On April 11, 2006 a Nigerian High Court ordered Shell to provide detailed plans to stop gas flaring by May 2007, confirming a previous court order in favour of local resident Mr Jonah Gbemre and the Iwherekan community. These orders are a welcome victory for the mostly poor people affected by the wasteful and destructive practice of flaring in the oil-rich Niger delta.
The September 28-29 international conference on energy and climate change was organized in Abuja by Friends of the Earth International and Environmental Rights Action/Friends of the Earth Nigeria. [2]
Reverend Nnimmo Bassey, Executive Director of Environmental Rights Action/Friends of the Earth Nigeria, said: “We expected the judgment to be respected and that for once the oil corporations will bring their damaging and wasteful flaring activities to a halt. We are shocked that Shell is refusing to implement the order of the court and continues its harmful gas flaring.”

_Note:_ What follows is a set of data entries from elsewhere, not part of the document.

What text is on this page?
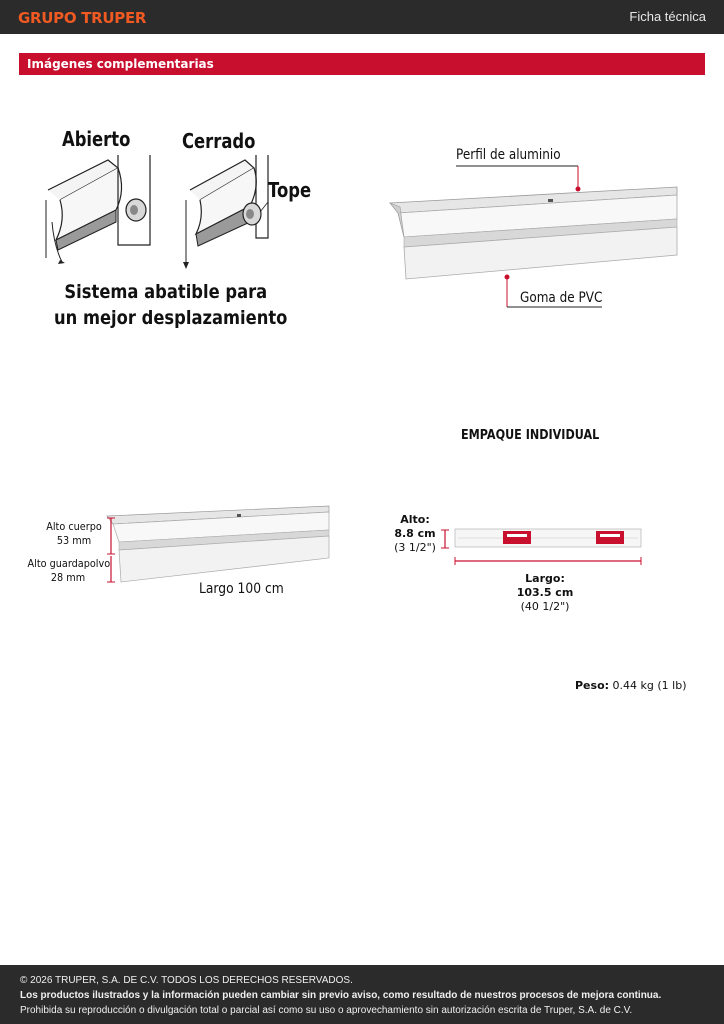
GRUPO TRUPER	Ficha técnica
Imágenes complementarias
Abierto	Cerrado
Tope
Sistema abatible para
un mejor desplazamiento
Perfil de aluminio
Goma de PVC
Alto cuerpo
53 mm
Alto guardapolvo
28 mm
Largo 100 cm
EMPAQUE INDIVIDUAL
Alto:
8.8 cm
(3 1/2")
Largo:
103.5 cm
(40 1/2")
Peso: 0.44 kg (1 lb)
© 2026 TRUPER, S.A. DE C.V. TODOS LOS DERECHOS RESERVADOS.
Los productos ilustrados y la información pueden cambiar sin previo aviso, como resultado de nuestros procesos de mejora continua.
Prohibida su reproducción o divulgación total o parcial así como su uso o aprovechamiento sin autorización escrita de Truper, S.A. de C.V.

“Oil giant Shell was told twice now to stop gas flaring. Nevertheless, Shell plans to continue flaring until 2010. It is time that Shell starts to respect Nigerian law and stops breaching human rights in the Iwherekan community and in the rest of Nigeria,“ added Meena Raman, chair of Friends of the Earth International.

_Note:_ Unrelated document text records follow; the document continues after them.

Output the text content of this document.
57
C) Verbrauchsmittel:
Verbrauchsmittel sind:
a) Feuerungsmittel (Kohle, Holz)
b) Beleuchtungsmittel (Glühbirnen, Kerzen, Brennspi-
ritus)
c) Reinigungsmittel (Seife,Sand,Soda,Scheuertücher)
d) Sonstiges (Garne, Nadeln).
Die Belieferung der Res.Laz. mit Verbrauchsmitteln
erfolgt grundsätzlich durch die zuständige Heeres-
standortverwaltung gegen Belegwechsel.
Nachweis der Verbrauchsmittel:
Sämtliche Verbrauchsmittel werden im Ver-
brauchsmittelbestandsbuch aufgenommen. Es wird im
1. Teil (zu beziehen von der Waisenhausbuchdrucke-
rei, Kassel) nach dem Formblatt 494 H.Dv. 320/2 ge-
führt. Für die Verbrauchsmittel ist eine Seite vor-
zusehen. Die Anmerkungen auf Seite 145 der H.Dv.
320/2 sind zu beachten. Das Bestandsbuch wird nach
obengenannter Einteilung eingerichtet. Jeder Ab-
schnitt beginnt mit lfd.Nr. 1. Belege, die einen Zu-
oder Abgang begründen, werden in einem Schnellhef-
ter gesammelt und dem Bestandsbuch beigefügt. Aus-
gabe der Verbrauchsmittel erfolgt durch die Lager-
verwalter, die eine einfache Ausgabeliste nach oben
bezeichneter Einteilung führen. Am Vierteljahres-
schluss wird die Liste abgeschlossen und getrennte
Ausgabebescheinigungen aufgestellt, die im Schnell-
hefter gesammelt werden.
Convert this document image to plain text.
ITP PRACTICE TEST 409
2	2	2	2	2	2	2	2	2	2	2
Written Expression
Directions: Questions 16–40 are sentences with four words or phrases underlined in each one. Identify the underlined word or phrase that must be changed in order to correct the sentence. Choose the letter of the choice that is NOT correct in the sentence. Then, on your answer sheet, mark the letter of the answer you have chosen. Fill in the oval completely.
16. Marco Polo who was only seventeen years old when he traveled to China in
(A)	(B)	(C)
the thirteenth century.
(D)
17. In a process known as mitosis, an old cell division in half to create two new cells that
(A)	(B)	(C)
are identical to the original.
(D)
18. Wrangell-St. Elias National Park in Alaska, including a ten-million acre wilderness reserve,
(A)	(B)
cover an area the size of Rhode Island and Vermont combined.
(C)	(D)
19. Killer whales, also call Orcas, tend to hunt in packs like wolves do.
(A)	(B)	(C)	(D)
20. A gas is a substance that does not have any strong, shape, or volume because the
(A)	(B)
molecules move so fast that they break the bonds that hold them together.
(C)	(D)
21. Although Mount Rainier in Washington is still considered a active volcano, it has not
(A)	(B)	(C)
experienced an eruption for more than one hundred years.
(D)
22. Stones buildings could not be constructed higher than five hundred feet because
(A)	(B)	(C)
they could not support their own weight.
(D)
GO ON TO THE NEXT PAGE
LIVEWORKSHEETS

Nigeria has been the world’s biggest gas flarer, and the practice has contributed more greenhouse gas emissions than all other sources in sub-Saharan Africa combined, as well as poisoning localities with their toxic cocktail.
The practice costs Nigeria about US$2.5 billion annually, while about 66% of its population live on less than US$1 a day. Shell Nigeria has said that it does not plan to stop flaring before 2010.

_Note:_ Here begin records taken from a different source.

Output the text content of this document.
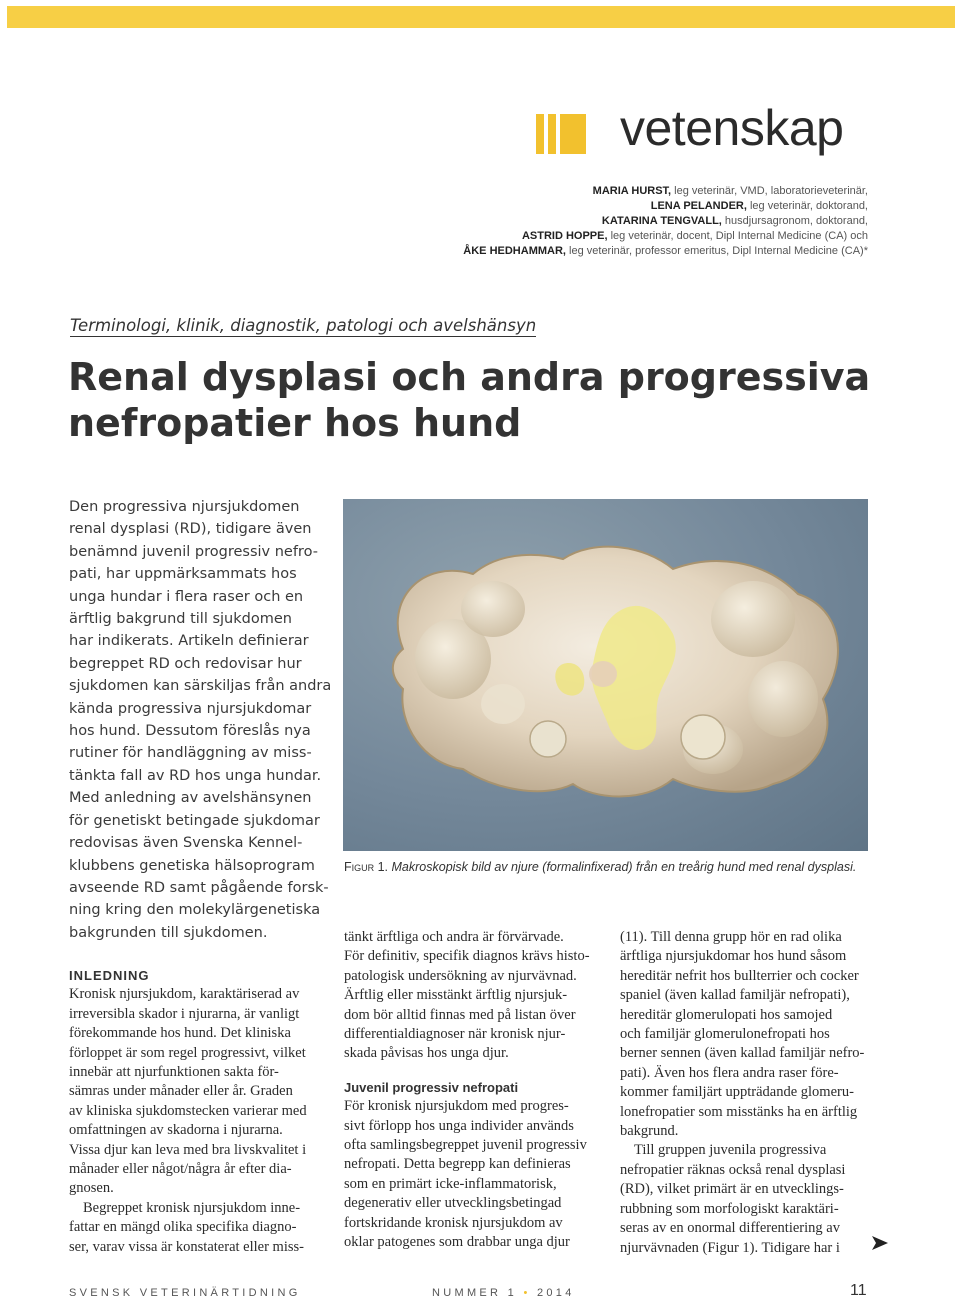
vetenskap
MARIA HURST, leg veterinär, VMD, laboratorieveterinär,
LENA PELANDER, leg veterinär, doktorand,
KATARINA TENGVALL, husdjursagronom, doktorand,
ASTRID HOPPE, leg veterinär, docent, Dipl Internal Medicine (CA) och
ÅKE HEDHAMMAR, leg veterinär, professor emeritus, Dipl Internal Medicine (CA)*
Terminologi, klinik, diagnostik, patologi och avelshänsyn
Renal dysplasi och andra progressiva
nefropatier hos hund
Den progressiva njursjukdomen
renal dysplasi (RD), tidigare även
benämnd juvenil progressiv nefro-
pati, har uppmärksammats hos
unga hundar i flera raser och en
ärftlig bakgrund till sjukdomen
har indikerats. Artikeln definierar
begreppet RD och redovisar hur
sjukdomen kan särskiljas från andra
kända progressiva njursjukdomar
hos hund. Dessutom föreslås nya
rutiner för handläggning av miss-
tänkta fall av RD hos unga hundar.
Med anledning av avelshänsynen
för genetiskt betingade sjukdomar
redovisas även Svenska Kennel-
klubbens genetiska hälsoprogram
avseende RD samt pågående forsk-
ning kring den molekylärgenetiska
bakgrunden till sjukdomen.
Figur 1. Makroskopisk bild av njure (formalinfixerad) från en treårig hund med renal dysplasi.
INLEDNING
Kronisk njursjukdom, karaktäriserad av
irreversibla skador i njurarna, är vanligt
förekommande hos hund. Det kliniska
förloppet är som regel progressivt, vilket
innebär att njurfunktionen sakta för-
sämras under månader eller år. Graden
av kliniska sjukdomstecken varierar med
omfattningen av skadorna i njurarna.
Vissa djur kan leva med bra livskvalitet i
månader eller något/några år efter dia-
gnosen.
Begreppet kronisk njursjukdom inne-
fattar en mängd olika specifika diagno-
ser, varav vissa är konstaterat eller miss-
tänkt ärftliga och andra är förvärvade.
För definitiv, specifik diagnos krävs histo-
patologisk undersökning av njurvävnad.
Ärftlig eller misstänkt ärftlig njursjuk-
dom bör alltid finnas med på listan över
differentialdiagnoser när kronisk njur-
skada påvisas hos unga djur.
Juvenil progressiv nefropati
För kronisk njursjukdom med progres-
sivt förlopp hos unga individer används
ofta samlingsbegreppet juvenil progressiv
nefropati. Detta begrepp kan definieras
som en primärt icke-inflammatorisk,
degenerativ eller utvecklingsbetingad
fortskridande kronisk njursjukdom av
oklar patogenes som drabbar unga djur
(11). Till denna grupp hör en rad olika
ärftliga njursjukdomar hos hund såsom
hereditär nefrit hos bullterrier och cocker
spaniel (även kallad familjär nefropati),
hereditär glomerulopati hos samojed
och familjär glomerulonefropati hos
berner sennen (även kallad familjär nefro-
pati). Även hos flera andra raser före-
kommer familjärt uppträdande glomeru-
lonefropatier som misstänks ha en ärftlig
bakgrund.
Till gruppen juvenila progressiva
nefropatier räknas också renal dysplasi
(RD), vilket primärt är en utvecklings-
rubbning som morfologiskt karaktäri-
seras av en onormal differentiering av
njurvävnaden (Figur 1). Tidigare har i
SVENSK VETERINÄRTIDNING	NUMMER 1 • 2014	11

For more information read the gas flaring report at https://www.foei.org/publications/pdfs/gasnigeria.pdf
IMAGES of gas flaring are available from http://www.foe.co.uk/resource/images/shell_nigeria_2006
for more information contact:
Environmental Rights Action/Friends of the Earth Nigeria:
Nnimmo Bassey, Executive Director Tel: +234 8037274395 (Nigerian mobile) or email nnimmo@eraction.org
Chima Williams, lawyer Tel: +234 80 388 59477 or +234 80 236 49890 (Nigerian mobile)

NOTES TO EDITORS
[1] The Friends of the Earth International award is presented bi-annually to a group or person who has made an exceptional contribution to the environmental movement. Friends of the Earth International (FoEI) is the world’s largest grassroots environmental federation with 71 national member groups in 70 countries and 1.5 million individual members and supporters. Environmental Rights Action/Friends of the Earth Nigeria is a Nigerian advocacy non-governmental organisation founded in 1993 and focused on environmental and human rights issues in Nigeria.
[2] The Sept 28-29 Abuja conference on “Minimizing climate change impacts and curbing global energy chaos” is attended by around 100 international participants and addressed the following themes: Energy Crisis and Sustainable Resource Management; Affirming Energy Rights and National Sovereignty; The Unending Crisis in the Niger Delta; Trials and Tribulations of Challenging Corporate Control and Abuse of Energy Resource; Alternative Sources of Clean Energy.